When it comes to the old straight-boy-meets-straight-girl configuration with big-studio production values…the romantic comedy is nearly as dead as Meg Ryan’s career. In the best of these films, the women aren’t romantic foils, much less equals: they’re either (nice) sluts or (nicer) wives, and essentially as mysterious and unknowable as the dark side of the moon.
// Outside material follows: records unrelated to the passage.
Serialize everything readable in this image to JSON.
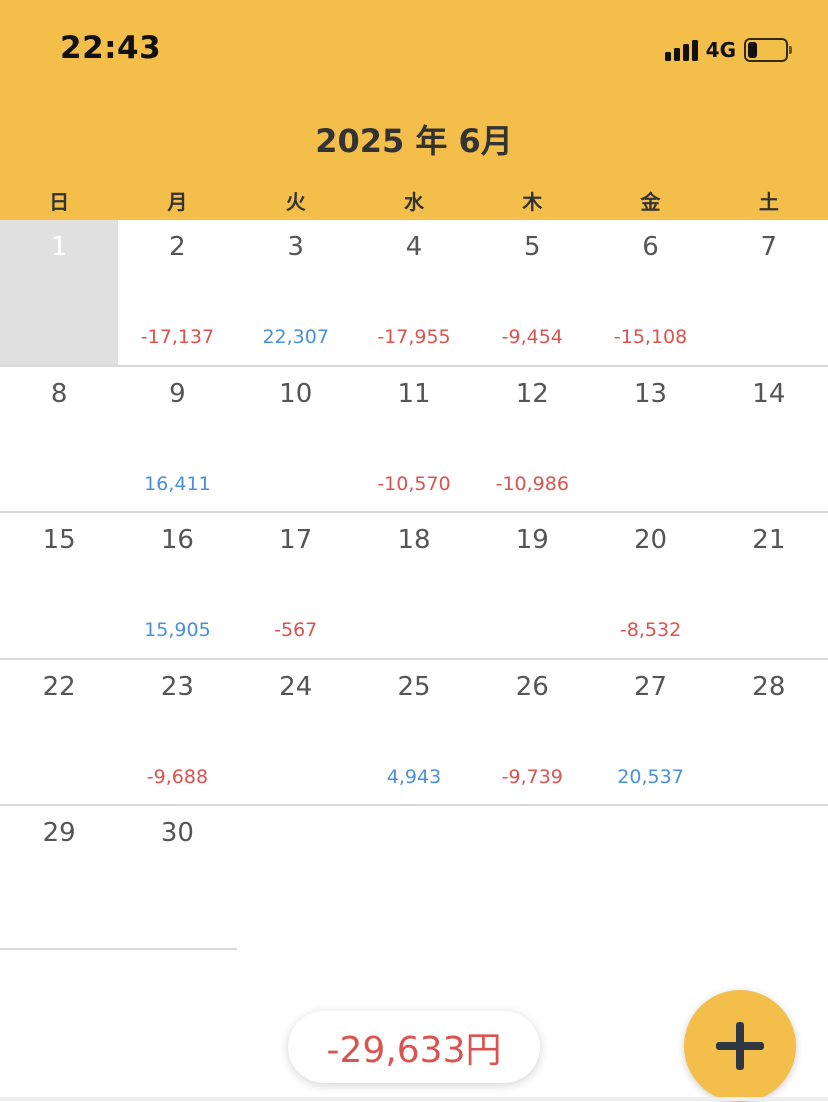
{
  "status_bar": {
    "time": "22:43",
    "network": "4G",
    "signal_bars": 4,
    "battery_level": 0.25
  },
  "header": {
    "title": "2025 年 6月"
  },
  "weekdays": [
    "日",
    "月",
    "火",
    "水",
    "木",
    "金",
    "土"
  ],
  "colors": {
    "header_bg": "#F4BE4B",
    "income": "#4A90D9",
    "expense": "#D9534F",
    "today_bg": "#E0E0E0"
  },
  "weeks": [
    [
      {
        "day": "1",
        "amount": "",
        "type": "",
        "today": true
      },
      {
        "day": "2",
        "amount": "-17,137",
        "type": "expense"
      },
      {
        "day": "3",
        "amount": "22,307",
        "type": "income"
      },
      {
        "day": "4",
        "amount": "-17,955",
        "type": "expense"
      },
      {
        "day": "5",
        "amount": "-9,454",
        "type": "expense"
      },
      {
        "day": "6",
        "amount": "-15,108",
        "type": "expense"
      },
      {
        "day": "7",
        "amount": "",
        "type": ""
      }
    ],
    [
      {
        "day": "8",
        "amount": "",
        "type": ""
      },
      {
        "day": "9",
        "amount": "16,411",
        "type": "income"
      },
      {
        "day": "10",
        "amount": "",
        "type": ""
      },
      {
        "day": "11",
        "amount": "-10,570",
        "type": "expense"
      },
      {
        "day": "12",
        "amount": "-10,986",
        "type": "expense"
      },
      {
        "day": "13",
        "amount": "",
        "type": ""
      },
      {
        "day": "14",
        "amount": "",
        "type": ""
      }
    ],
    [
      {
        "day": "15",
        "amount": "",
        "type": ""
      },
      {
        "day": "16",
        "amount": "15,905",
        "type": "income"
      },
      {
        "day": "17",
        "amount": "-567",
        "type": "expense"
      },
      {
        "day": "18",
        "amount": "",
        "type": ""
      },
      {
        "day": "19",
        "amount": "",
        "type": ""
      },
      {
        "day": "20",
        "amount": "-8,532",
        "type": "expense"
      },
      {
        "day": "21",
        "amount": "",
        "type": ""
      }
    ],
    [
      {
        "day": "22",
        "amount": "",
        "type": ""
      },
      {
        "day": "23",
        "amount": "-9,688",
        "type": "expense"
      },
      {
        "day": "24",
        "amount": "",
        "type": ""
      },
      {
        "day": "25",
        "amount": "4,943",
        "type": "income"
      },
      {
        "day": "26",
        "amount": "-9,739",
        "type": "expense"
      },
      {
        "day": "27",
        "amount": "20,537",
        "type": "income"
      },
      {
        "day": "28",
        "amount": "",
        "type": ""
      }
    ],
    [
      {
        "day": "29",
        "amount": "",
        "type": ""
      },
      {
        "day": "30",
        "amount": "",
        "type": ""
      },
      {
        "day": "",
        "amount": "",
        "type": ""
      },
      {
        "day": "",
        "amount": "",
        "type": ""
      },
      {
        "day": "",
        "amount": "",
        "type": ""
      },
      {
        "day": "",
        "amount": "",
        "type": ""
      },
      {
        "day": "",
        "amount": "",
        "type": ""
      }
    ]
  ],
  "total": {
    "label": "-29,633円"
  },
  "fab": {
    "icon": "plus-icon"
  }
}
Which leads to “The Ugly Truth,” a cynical, clumsy, aptly titled attempt to cross the female-oriented romantic comedy with the male-oriented gross-out comedy that is interesting on several levels, none having to do with cinema. Katherine Heigl plays Abby, a producer for a ratings-challenged Sacramento morning television show, the kind that specializes in empty smiles, cooking tips and weather updates. She’s single and therefore, in the moral economy of modern Hollywood, unhappy. Her life goes into a tailspin when her boss hires a professional ape, Mike (Gerard Butler), who delivers loutish maxims on camera about the sexes that basically all boil down to this: Men have penises, and women should accommodate them any which way they can, preferably in push-up bras and remote-controlled vibrating panties.

…Ms. Heigl doesn’t do perky all that persuasively, but she does keep her smile and relative dignity even in scenes in which Abby is forced to play the fool, which is often, as when she’s hanging upside down from a tree in her skivvies. She even survives the scene that finds Abby writhing spasmodically during a dinner with her corporate masters, because, well, she’s wearing those pulsating panties, the boy at the next table has the remote, and there’s nothing funnier (or, really, scarier) than the spectacle of female pleasure.

I am SO. TIRED. of media that portrays women’s minds as murky, our bodies as property, and our desires as hilarious. A woman’s sexuality is not so damn difficult to understand — if you talk to and listen to her, which society is apparently loath to do.

And another thing: no one seems to get that these movies are as offensive to men as they are to women. Commenters on IMDB rave that it’s a “comedy for both sexes,” one you can “bring your boyfriend” to. Men should not be like Butler’s skeevy character; and what’s more, they aren’t. But movies like this convince the public that guys are practically children, and we shouldn’t expect to hold them accountable for atrocious sexist behavior.

“The Ugly Truth” is rated R (Under 17 requires accompanying parent or adult guardian).
The language is consistently crude and includes the apparently now requisite antigay slurs.

Yeah. Because straight = manly, manly = asshole, and asshole = sexy.